Phage display technology is a powerful tool for antibody development, since phages display foreign peptides or proteins on their surface. Through phage library screening, monoclonal antibodies with high affinity and specificity can be obtained against various target molecules.
In-vivo phage display
In vivo phage display has become increasingly popular. This requires advanced technology, enabling tissue-specific peptides bound to cell markers or cell-penetrating peptides (CPPs) for transporting chemotherapeutic agents to be specifically isolated. Creative Biolabs enables the identification of targeting peptides for different tissues and organs by in vivo phage display, including but not limited to tumours, atherosclerosis, vascular endothelium, muscle, and human synovium. The company has created high diversity libraries with more than 10^9 different clones.
Ex-vivo phage display
Creative Biolabs also operates an ex-vivo phage display - an improved biopanning technology for discovering peptide and protein ligands for organ and tissue-specific macromolecules.

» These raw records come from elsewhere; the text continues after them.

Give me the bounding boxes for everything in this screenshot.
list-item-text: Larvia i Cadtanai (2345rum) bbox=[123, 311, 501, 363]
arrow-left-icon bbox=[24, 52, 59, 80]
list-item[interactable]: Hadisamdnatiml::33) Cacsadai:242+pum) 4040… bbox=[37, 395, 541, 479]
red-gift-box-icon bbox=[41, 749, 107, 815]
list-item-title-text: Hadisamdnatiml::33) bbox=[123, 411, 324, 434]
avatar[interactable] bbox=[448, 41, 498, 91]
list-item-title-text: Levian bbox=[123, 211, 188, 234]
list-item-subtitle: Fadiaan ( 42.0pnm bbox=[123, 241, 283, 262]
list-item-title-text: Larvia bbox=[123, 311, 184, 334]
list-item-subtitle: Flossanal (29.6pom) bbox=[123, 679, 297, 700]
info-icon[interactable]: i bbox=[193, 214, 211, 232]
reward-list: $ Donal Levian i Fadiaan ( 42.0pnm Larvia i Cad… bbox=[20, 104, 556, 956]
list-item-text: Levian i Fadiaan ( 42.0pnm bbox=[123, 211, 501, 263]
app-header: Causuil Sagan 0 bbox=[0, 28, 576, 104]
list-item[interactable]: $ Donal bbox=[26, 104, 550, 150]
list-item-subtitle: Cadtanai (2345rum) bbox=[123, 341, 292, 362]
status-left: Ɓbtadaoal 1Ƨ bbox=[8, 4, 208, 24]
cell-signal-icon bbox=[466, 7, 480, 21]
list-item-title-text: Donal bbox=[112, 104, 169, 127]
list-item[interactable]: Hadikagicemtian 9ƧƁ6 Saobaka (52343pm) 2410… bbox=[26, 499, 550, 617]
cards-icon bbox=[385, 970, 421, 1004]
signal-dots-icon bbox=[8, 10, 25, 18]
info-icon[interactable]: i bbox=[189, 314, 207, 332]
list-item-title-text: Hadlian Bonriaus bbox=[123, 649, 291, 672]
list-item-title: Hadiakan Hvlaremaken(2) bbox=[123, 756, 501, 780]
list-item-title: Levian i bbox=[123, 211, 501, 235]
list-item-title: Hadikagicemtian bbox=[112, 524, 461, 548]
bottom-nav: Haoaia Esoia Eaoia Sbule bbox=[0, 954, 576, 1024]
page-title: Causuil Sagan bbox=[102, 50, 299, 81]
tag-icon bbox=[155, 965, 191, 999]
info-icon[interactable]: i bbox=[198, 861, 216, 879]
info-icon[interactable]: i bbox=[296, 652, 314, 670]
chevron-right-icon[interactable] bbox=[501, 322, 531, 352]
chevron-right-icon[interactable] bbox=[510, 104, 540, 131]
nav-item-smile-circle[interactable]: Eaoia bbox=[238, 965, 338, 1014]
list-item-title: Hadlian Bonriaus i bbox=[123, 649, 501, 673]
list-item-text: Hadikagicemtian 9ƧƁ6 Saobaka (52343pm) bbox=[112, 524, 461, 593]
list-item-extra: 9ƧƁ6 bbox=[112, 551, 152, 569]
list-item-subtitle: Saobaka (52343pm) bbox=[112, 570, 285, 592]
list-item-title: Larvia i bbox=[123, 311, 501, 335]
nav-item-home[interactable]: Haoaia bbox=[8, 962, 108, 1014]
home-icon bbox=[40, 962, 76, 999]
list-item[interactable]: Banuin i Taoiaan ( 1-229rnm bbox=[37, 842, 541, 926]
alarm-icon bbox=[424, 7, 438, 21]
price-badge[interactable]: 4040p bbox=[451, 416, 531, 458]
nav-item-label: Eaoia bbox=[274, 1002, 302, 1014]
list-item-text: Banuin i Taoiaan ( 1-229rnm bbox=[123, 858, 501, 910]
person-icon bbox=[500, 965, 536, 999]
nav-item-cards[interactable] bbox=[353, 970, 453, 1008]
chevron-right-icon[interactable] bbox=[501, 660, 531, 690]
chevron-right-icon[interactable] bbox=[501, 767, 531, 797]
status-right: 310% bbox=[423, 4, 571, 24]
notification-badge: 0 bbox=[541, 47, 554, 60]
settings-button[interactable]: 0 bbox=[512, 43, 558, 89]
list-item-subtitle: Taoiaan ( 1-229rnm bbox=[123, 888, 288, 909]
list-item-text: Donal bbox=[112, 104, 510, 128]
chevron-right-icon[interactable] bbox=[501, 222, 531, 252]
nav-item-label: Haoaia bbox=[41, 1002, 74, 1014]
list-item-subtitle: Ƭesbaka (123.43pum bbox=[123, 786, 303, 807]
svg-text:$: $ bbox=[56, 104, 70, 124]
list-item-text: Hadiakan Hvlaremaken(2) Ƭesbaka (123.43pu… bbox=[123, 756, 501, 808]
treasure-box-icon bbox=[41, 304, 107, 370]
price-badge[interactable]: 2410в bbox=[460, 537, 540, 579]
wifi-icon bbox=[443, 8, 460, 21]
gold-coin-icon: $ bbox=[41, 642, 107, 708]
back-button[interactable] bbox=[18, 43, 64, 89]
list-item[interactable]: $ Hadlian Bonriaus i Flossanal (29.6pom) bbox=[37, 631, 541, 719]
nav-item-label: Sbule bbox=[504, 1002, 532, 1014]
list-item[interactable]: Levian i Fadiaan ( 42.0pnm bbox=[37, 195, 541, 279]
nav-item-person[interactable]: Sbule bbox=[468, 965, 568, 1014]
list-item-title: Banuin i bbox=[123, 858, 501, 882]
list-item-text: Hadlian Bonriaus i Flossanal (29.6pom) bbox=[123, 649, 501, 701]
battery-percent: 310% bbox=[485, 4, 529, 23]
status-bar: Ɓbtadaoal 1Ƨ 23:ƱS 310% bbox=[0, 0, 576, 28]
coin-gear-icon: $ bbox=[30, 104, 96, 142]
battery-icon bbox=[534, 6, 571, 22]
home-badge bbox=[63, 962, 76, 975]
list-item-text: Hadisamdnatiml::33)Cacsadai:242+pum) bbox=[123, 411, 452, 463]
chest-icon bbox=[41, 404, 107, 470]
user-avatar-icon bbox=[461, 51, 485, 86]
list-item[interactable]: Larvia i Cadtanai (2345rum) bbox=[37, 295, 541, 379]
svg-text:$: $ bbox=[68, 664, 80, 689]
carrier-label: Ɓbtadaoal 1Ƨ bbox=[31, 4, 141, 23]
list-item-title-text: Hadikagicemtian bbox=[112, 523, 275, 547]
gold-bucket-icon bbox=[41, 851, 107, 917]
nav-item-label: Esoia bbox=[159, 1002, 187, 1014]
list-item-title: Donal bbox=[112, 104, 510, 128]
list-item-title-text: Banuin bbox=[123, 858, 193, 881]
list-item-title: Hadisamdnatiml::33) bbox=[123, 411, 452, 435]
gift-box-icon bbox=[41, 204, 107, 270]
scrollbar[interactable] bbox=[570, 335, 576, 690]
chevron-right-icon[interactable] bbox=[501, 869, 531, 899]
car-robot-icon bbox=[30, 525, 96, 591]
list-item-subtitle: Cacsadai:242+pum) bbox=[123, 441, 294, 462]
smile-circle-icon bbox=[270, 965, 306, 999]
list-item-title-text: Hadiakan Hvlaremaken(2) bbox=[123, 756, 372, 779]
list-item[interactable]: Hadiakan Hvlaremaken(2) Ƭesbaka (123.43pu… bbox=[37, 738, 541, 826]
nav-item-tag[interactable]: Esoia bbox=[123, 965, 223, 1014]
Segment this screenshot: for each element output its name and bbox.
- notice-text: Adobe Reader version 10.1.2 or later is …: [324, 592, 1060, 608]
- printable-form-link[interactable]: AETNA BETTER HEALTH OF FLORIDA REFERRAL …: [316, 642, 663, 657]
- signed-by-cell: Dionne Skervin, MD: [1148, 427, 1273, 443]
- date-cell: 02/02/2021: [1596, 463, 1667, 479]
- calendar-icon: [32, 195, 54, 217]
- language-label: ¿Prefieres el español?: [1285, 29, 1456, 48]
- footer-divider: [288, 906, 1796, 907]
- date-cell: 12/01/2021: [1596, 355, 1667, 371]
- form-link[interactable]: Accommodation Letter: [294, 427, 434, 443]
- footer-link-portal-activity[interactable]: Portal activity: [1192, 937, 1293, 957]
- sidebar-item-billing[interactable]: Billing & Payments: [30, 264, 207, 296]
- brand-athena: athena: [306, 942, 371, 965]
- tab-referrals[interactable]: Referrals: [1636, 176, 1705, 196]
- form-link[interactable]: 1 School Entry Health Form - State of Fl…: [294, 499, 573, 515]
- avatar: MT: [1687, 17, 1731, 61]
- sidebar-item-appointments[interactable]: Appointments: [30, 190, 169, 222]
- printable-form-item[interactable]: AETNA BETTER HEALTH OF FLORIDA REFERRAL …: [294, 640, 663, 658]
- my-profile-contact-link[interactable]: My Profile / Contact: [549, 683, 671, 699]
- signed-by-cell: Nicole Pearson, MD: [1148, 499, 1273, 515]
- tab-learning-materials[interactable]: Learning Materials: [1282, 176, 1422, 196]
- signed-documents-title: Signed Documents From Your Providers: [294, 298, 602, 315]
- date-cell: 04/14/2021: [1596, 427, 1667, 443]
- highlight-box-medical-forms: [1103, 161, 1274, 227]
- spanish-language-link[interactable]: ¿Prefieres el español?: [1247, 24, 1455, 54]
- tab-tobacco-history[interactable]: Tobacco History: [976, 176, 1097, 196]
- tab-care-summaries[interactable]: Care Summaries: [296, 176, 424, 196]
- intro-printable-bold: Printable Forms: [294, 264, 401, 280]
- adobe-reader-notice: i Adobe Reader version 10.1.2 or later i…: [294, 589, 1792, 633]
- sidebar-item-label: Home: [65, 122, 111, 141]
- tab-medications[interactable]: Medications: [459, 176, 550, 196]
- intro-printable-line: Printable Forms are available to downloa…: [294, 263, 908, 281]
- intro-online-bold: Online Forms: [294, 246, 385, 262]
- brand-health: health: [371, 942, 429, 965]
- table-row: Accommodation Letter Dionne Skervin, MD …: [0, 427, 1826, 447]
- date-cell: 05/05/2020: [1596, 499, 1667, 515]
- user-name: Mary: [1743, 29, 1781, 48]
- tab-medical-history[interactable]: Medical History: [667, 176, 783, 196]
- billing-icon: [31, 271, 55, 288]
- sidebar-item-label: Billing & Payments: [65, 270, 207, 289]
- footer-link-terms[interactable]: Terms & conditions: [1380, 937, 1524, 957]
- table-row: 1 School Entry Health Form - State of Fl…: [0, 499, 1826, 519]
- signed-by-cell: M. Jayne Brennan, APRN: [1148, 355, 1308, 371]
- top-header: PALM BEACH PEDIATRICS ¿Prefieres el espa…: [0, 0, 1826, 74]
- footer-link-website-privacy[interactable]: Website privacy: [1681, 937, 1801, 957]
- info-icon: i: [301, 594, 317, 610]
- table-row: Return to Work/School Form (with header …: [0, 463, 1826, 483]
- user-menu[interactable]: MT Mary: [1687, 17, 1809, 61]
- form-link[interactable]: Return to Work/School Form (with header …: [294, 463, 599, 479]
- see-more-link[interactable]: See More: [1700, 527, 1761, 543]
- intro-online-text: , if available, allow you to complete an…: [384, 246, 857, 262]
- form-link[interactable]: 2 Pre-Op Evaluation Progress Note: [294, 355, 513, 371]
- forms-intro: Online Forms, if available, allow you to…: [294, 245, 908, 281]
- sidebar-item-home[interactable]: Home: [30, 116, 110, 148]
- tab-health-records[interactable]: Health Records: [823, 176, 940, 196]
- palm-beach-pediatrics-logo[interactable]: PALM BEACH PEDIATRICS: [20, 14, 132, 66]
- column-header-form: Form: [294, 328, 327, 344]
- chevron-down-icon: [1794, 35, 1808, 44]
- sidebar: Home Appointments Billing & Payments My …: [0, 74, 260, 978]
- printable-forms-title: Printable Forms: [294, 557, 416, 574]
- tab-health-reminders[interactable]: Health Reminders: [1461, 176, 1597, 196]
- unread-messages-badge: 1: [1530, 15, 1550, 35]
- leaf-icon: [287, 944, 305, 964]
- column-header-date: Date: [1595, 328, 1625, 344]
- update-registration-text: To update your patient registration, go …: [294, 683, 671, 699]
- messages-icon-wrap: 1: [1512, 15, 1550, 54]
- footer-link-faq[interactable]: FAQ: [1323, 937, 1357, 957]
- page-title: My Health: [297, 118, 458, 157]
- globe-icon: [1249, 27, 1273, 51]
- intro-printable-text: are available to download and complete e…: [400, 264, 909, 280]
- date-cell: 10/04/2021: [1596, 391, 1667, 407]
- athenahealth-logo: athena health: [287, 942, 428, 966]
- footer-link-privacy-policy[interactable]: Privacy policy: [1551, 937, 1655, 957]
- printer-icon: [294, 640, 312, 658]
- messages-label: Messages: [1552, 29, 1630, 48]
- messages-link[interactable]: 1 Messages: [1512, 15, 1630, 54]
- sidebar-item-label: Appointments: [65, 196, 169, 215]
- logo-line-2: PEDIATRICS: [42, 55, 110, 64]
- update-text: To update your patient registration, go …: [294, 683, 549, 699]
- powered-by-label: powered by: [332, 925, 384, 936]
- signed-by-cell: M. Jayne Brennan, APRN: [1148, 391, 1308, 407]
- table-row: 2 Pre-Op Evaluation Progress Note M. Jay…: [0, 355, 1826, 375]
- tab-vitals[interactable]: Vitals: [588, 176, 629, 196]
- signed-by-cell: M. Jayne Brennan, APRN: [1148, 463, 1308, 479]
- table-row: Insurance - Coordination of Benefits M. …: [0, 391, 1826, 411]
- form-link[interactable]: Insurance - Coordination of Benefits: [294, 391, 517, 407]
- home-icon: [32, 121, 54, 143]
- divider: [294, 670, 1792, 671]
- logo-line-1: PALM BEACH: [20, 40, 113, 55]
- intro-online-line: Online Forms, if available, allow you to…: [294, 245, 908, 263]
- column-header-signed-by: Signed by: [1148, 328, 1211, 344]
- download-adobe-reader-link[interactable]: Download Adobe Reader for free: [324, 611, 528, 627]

The company can generate high diversity phage display libraries with a great deal of candidate peptides and protein ligands that can distinguish between the different organs and tissues and be used as homing devices for therapeutic and imaging agents, or they can be therapeutics themselves and provide tools for studying the underlying biology of processes like lymphocyte homing, cancer metastasis, or the tropism of pathogenic microorganisms.